The most likely replacement was vice-president Kamala Harris, awkward, unpopular, considered a lightweight by the White House. If Biden’s polling was bad, Kamala’s was worse. Donald Trump was an existential threat to democracy, and only Biden could defeat him. The first presidential debate was an opportunity to display his vigour, his quick wit, to dismiss all those concerns about age by proving that he could still lead the nation. Biden himself felt that Trump was so stupid, so obviously dishonest, that when voters saw them side by side the comparison would remove all doubt.

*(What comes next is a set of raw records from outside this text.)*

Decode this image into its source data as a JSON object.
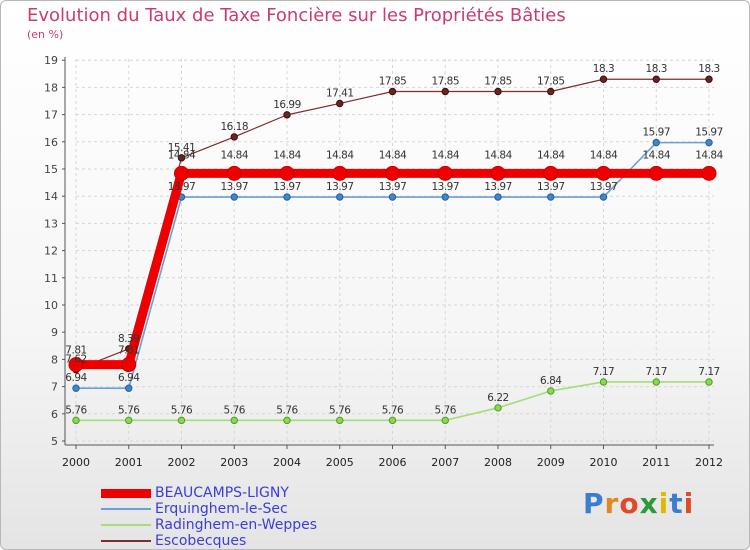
{
  "page": {
    "title": "Evolution du Taux de Taxe Foncière sur les Propriétés Bâties",
    "unit": "(en %)",
    "logo": "Proxiti"
  },
  "colors": {
    "title": "#cc3a73",
    "legend_text": "#3d3dd9"
  },
  "chart_data": {
    "type": "line",
    "title": "Evolution du Taux de Taxe Foncière sur les Propriétés Bâties",
    "ylabel": "(en %)",
    "xlabel": "",
    "x": [
      "2000",
      "2001",
      "2002",
      "2003",
      "2004",
      "2005",
      "2006",
      "2007",
      "2008",
      "2009",
      "2010",
      "2011",
      "2012"
    ],
    "ylim": [
      5,
      19
    ],
    "yticks": [
      5,
      6,
      7,
      8,
      9,
      10,
      11,
      12,
      13,
      14,
      15,
      16,
      17,
      18,
      19
    ],
    "legend_position": "bottom",
    "series": [
      {
        "name": "BEAUCAMPS-LIGNY",
        "color": "#ee0000",
        "values": [
          7.81,
          7.81,
          14.84,
          14.84,
          14.84,
          14.84,
          14.84,
          14.84,
          14.84,
          14.84,
          14.84,
          14.84,
          14.84
        ],
        "labels": [
          "7.81",
          "7.81",
          "14.84",
          "14.84",
          "14.84",
          "14.84",
          "14.84",
          "14.84",
          "14.84",
          "14.84",
          "14.84",
          "14.84",
          "14.84"
        ]
      },
      {
        "name": "Erquinghem-le-Sec",
        "color": "#6a9fd8",
        "values": [
          6.94,
          6.94,
          13.97,
          13.97,
          13.97,
          13.97,
          13.97,
          13.97,
          13.97,
          13.97,
          13.97,
          15.97,
          15.97
        ],
        "labels": [
          "6.94",
          "6.94",
          "13.97",
          "13.97",
          "13.97",
          "13.97",
          "13.97",
          "13.97",
          "13.97",
          "13.97",
          "13.97",
          "15.97",
          "15.97"
        ]
      },
      {
        "name": "Radinghem-en-Weppes",
        "color": "#a6dc7a",
        "values": [
          5.76,
          5.76,
          5.76,
          5.76,
          5.76,
          5.76,
          5.76,
          5.76,
          6.22,
          6.84,
          7.17,
          7.17,
          7.17
        ],
        "labels": [
          "5.76",
          "5.76",
          "5.76",
          "5.76",
          "5.76",
          "5.76",
          "5.76",
          "5.76",
          "6.22",
          "6.84",
          "7.17",
          "7.17",
          "7.17"
        ]
      },
      {
        "name": "Escobecques",
        "color": "#7a2e2e",
        "values": [
          7.62,
          8.39,
          15.41,
          16.18,
          16.99,
          17.41,
          17.85,
          17.85,
          17.85,
          17.85,
          18.3,
          18.3,
          18.3
        ],
        "labels": [
          "7.62",
          "8.39",
          "15.41",
          "16.18",
          "16.99",
          "17.41",
          "17.85",
          "17.85",
          "17.85",
          "17.85",
          "18.3",
          "18.3",
          "18.3"
        ]
      }
    ]
  }
}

CNN journalist Jake Tapper co-hosted the debate that ended Biden’s career; his co-writer of Original Sin, Alex Thompson, is a journalist at the news website Axios who has covered the White House for years. Their book documents the elaborate cover-up to conceal Joe Biden’s cognitive decline, and the catastrophic failure of this conspiracy, which – more than anything else – restored Donald Trump to power.

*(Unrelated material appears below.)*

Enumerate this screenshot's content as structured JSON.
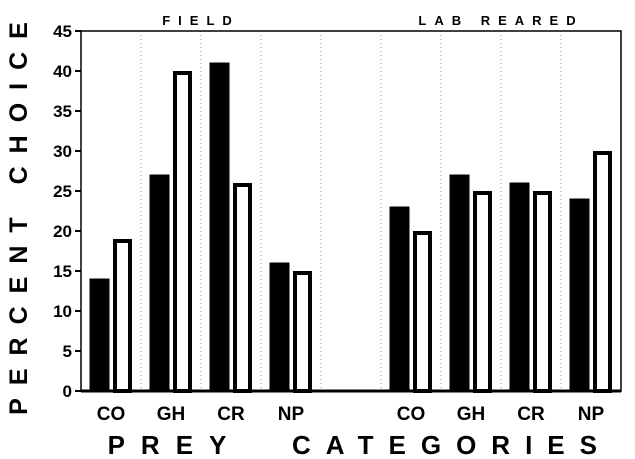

Their sources suggest that Biden’s deterioration began in 2015; it was his last year as Barack Obama’s vice-president, the year his son and presumptive heir Beau Biden died of cancer. When he ran in 2020 it was the year of Covid. His team were able to limit his number of appearances, restrict access, support him with notecards, teleprompters, keep meetings short, selectively edit video footage to conceal his decline.
For much of his presidency, the US was run by a small cabal of advisers who hoped to continue this arrangement into a second term. “He just had to win,” one of his former aides explained. “And then he could disappear for four years – he’d only have to show proof of life every once in a while.” When asked how they could justify subverting democracy like this, the aide replied, “When you vote for somebody, you are voting for the people around them, too.”

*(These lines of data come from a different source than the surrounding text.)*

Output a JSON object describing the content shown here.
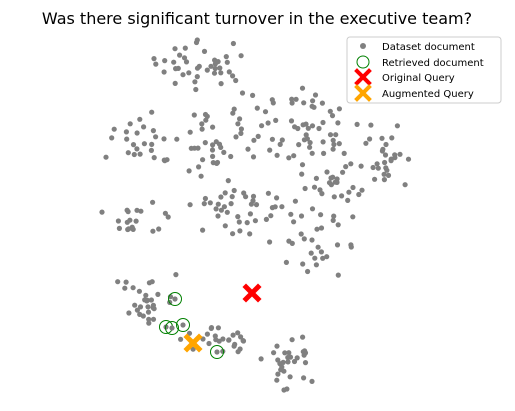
{
  "chart_data": {
    "type": "scatter",
    "title": "Was there significant turnover in the executive team?",
    "xlabel": "",
    "ylabel": "",
    "axes_visible": false,
    "legend_placement": "top-right",
    "colors": {
      "dataset": "#808080",
      "retrieved": "#008000",
      "original": "#ff0000",
      "augmented": "#ffa500"
    },
    "series": [
      {
        "name": "Dataset document",
        "marker": "dot",
        "clusters": [
          {
            "cx": 205,
            "cy": 65,
            "rx": 45,
            "ry": 22,
            "n": 40
          },
          {
            "cx": 140,
            "cy": 140,
            "rx": 30,
            "ry": 25,
            "n": 25
          },
          {
            "cx": 215,
            "cy": 135,
            "rx": 40,
            "ry": 30,
            "n": 35
          },
          {
            "cx": 300,
            "cy": 130,
            "rx": 55,
            "ry": 45,
            "n": 60
          },
          {
            "cx": 385,
            "cy": 160,
            "rx": 25,
            "ry": 30,
            "n": 25
          },
          {
            "cx": 335,
            "cy": 185,
            "rx": 40,
            "ry": 25,
            "n": 30
          },
          {
            "cx": 130,
            "cy": 220,
            "rx": 25,
            "ry": 20,
            "n": 18
          },
          {
            "cx": 245,
            "cy": 210,
            "rx": 50,
            "ry": 25,
            "n": 45
          },
          {
            "cx": 320,
            "cy": 245,
            "rx": 35,
            "ry": 25,
            "n": 25
          },
          {
            "cx": 145,
            "cy": 300,
            "rx": 25,
            "ry": 18,
            "n": 30
          },
          {
            "cx": 220,
            "cy": 340,
            "rx": 35,
            "ry": 20,
            "n": 25
          },
          {
            "cx": 290,
            "cy": 360,
            "rx": 25,
            "ry": 25,
            "n": 30
          }
        ]
      },
      {
        "name": "Retrieved document",
        "marker": "open-circle",
        "points": [
          [
            175,
            299
          ],
          [
            183,
            325
          ],
          [
            166,
            327
          ],
          [
            172,
            328
          ],
          [
            217,
            352
          ]
        ]
      },
      {
        "name": "Original Query",
        "marker": "x",
        "points": [
          [
            252,
            293
          ]
        ]
      },
      {
        "name": "Augmented Query",
        "marker": "x",
        "points": [
          [
            193,
            343
          ]
        ]
      }
    ]
  }
}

The debate took place on June 27, four months before the election. Afterwards, Biden’s advisers and his wife Jill insisted that the president had finished strong. By the end of the 90 minutes he was clear and cogent. He had a bad cold, is all. He stuttered a little but he always had. And what about Trump? He stood up there and told one barefaced lie after another. Why didn’t the media report on that? Biden did have a cold and Donald Trump lied, but both facts were rendered irrelevant by the long moments near the beginning where Biden’s sentences repeatedly drifted into nonsense, or he simply stared slack-jawed into the camera.

Original Sin understands something subtle about politics: the people who ran the Biden administration were liars. They were perpetuating an elaborate and unforgivable cover-up, but at the same time they understood themselves to be decent, honest people, certainly compared with their adversaries. This cognitive dissonance compelled them to believe their own fabrications, to convince themselves that Biden was a strong and capable president even as they both concealed his condition from the rest of the world and kept impossibly bleak polling data from the president.
They made profoundly consequential decisions as if the lies they’d told were true. For weeks after the debate they tried to stare down their own party, issuing threats, citing surveys that didn’t exist. A CBS poll found that 72% of voters did not think he should run or serve. He was running, they replied. And he would win. End of conversation.
In 2020, Biden had promised to pick a black woman for his vice-presidential candidate. His team settled on Harris, a junior senator from California. She played a peripheral role in his administration, but remained loyal to him during the fight in 2024.
When Biden finally withdrew after weeks of brutal infighting, both inside the party and in the public arena, he handed the nomination to Harris. She had little national campaign experience and inherited a shattered operation, with only three months to turn it around.
It was an impossible task. Trump won a decisive victory, and a few weeks later, Joe Biden went on TV and declared that he would have won.
A day before Original Sin was released in the US, Joe Biden’s office announced he’d been diagnosed with an aggressive form of prostate cancer.
ORIGINAL SIN: President Biden’s Decline, Its Cover-Up, and His Disastrous Choice to Run Again, by Jake Tapper and Alex Thompson (Hutchinson Heinemann, $40), is out now.